The final thing Mummy tried, with the help of the hospice was something called ‘Thick and Easy’. It is basically a thickener. There was a thought that perhaps the milk was too runny, and that my discomfort might be caused by me panicking A thicker milk can make breathing and swallowing easier. I took my feeds well when this was added to my milk, but sadly it was only tested on my final few days, so there is no lasting proof of whether it would have worked long term or not. However, I enjoyed my final few feeds, and for that Mummy is very grateful.
Colic, constipation & reflux
I had all of these at one stage or another, and all of which helped me enjoy my feeds even less.
Initially with the tube fitted, I had very few problems, but as we moved onto Bottle feeding so the Colic would kick in. Having barely screamed at all those first few weeks, suddenly I found my lungs, and I let my parents know I was uncomfortable. They tried using Infacol, but it seemed to make little difference.
Eventually the Colic did ease but it was replaced by Constipation and Reflux. The constipation started when I was moved onto formula milk. Although my stools were soft, I was going less and less frequently, and I seemed to be in discomfort. Mummy took me to see the GP and I was given something called Lactulose. I really liked this as it was nice and sweet, and I would smack my lips whenever I drank it. It helped too
On a trip to A & E, and having met a nice Doctor as well as My Dietician, it was also agreed to put me on some reflux medication. Mummy had to write it all down, as she didn’t want to forget all the things I had to take and when. On top of the lactulose, Mummy also had to mix Baby Gaviscon into my formula milk, and also dilute an Omeprazole tablet, which I was given a small quantity of once a day.
Speech therapy/Community Dietician
My parents wanted me to see a Speech Therapist to see if they could give any advice on my continual feeding issues (they can watch you feed, and recommend different bottles, teats etc). Sadly, the appointment came too late for me, and we were unable to find out if this would have provided the ‘solution’.
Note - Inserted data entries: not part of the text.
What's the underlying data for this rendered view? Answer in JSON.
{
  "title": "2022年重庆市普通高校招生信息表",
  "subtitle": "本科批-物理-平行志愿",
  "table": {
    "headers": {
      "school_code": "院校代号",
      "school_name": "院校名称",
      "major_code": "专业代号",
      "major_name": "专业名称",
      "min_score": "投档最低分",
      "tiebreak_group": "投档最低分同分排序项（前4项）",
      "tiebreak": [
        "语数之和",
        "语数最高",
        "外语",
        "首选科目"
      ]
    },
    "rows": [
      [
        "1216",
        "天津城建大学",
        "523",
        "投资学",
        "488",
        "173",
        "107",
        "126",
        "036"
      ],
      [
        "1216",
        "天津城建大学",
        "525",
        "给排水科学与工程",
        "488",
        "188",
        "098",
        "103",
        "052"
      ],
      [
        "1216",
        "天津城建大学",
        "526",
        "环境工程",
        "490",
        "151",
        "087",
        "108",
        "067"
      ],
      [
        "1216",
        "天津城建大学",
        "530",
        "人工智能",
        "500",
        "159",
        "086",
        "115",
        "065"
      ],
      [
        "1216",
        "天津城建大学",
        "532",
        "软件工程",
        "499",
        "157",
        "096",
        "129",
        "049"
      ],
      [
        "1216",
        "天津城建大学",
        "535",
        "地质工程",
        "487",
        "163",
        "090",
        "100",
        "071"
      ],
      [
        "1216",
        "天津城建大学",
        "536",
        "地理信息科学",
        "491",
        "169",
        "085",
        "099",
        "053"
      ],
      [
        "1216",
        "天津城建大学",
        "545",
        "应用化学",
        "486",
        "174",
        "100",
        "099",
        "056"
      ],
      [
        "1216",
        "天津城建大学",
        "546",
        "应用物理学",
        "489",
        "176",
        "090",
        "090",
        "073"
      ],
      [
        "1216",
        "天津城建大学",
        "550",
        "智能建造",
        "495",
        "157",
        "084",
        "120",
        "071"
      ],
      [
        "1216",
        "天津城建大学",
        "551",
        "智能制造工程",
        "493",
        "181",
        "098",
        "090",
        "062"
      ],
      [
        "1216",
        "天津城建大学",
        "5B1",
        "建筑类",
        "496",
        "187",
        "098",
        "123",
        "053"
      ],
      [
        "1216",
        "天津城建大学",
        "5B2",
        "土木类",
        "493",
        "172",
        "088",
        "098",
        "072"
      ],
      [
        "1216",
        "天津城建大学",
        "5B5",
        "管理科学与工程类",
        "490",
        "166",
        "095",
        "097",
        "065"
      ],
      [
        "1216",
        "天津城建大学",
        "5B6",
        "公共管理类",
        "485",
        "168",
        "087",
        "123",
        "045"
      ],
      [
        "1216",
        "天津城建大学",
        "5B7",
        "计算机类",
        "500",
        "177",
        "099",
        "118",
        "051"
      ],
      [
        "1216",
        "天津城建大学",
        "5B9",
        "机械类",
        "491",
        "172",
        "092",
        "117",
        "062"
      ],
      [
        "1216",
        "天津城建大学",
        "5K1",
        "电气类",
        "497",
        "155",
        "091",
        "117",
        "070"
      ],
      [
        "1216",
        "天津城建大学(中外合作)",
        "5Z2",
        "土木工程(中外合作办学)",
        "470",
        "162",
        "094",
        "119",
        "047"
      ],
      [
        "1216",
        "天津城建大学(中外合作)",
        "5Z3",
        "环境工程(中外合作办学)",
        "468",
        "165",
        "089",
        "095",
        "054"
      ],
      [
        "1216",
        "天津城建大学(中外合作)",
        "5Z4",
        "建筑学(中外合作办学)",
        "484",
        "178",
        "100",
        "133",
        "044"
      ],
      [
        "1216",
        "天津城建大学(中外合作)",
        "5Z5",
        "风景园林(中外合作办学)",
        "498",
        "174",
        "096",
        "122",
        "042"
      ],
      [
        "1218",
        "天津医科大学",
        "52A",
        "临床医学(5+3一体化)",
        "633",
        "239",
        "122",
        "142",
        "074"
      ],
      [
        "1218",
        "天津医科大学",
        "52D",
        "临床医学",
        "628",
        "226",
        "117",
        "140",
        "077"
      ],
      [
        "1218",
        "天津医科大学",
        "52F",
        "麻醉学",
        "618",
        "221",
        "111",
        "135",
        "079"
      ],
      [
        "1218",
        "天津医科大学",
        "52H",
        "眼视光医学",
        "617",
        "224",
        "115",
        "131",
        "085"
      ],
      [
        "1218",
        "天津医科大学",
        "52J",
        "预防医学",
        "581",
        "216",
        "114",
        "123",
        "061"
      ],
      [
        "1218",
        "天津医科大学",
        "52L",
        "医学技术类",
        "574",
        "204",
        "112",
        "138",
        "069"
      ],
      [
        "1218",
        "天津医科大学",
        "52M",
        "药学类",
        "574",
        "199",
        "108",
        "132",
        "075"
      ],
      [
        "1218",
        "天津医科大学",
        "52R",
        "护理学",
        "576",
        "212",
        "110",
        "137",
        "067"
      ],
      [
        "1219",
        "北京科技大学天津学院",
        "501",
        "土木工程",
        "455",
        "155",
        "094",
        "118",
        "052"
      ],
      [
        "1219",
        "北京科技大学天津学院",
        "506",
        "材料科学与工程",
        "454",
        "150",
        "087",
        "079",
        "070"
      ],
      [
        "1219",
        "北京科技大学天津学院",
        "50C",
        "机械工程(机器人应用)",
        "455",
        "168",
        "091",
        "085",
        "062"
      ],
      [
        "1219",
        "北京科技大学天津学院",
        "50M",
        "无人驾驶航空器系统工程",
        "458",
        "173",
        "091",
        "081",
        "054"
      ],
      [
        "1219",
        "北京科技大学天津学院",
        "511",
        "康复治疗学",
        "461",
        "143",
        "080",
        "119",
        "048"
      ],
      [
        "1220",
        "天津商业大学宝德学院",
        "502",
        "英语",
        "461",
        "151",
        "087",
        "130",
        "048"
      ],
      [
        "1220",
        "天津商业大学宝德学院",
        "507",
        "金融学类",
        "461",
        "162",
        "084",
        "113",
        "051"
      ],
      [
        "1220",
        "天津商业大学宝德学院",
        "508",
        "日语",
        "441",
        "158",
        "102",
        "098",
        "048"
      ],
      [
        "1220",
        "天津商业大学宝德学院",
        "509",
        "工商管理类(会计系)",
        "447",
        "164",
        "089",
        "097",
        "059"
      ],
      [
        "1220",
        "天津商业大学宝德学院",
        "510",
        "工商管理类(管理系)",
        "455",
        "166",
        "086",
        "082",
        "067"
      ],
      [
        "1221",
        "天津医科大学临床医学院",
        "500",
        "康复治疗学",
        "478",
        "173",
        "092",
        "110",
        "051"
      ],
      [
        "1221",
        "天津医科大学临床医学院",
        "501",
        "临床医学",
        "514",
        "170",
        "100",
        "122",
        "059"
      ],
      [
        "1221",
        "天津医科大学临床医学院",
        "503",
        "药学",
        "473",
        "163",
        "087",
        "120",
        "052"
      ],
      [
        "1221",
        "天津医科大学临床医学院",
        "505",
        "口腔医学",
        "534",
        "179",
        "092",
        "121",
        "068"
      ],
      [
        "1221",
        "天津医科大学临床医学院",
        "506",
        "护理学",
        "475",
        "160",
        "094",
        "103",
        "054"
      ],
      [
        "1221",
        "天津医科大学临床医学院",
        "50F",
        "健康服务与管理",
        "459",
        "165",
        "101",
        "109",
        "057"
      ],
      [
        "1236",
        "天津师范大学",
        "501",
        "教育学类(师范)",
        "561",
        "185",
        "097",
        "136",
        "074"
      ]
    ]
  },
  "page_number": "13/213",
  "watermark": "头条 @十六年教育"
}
My parents also wanted me to see a Community Dietician. We were pretty housebound most of the time, and getting to the Children’s Hospital to see the Dietician based there was difficult. We weren’t sure if there were other milks that I should have maybe tried, or if there were any other options. However, we were told that because I no longer had the tube fitted, I didn’t match the criteria for being referred to a Community Dietician. It seemed so illogical as my feeding was in a much worse state than if I had been able to take the tube.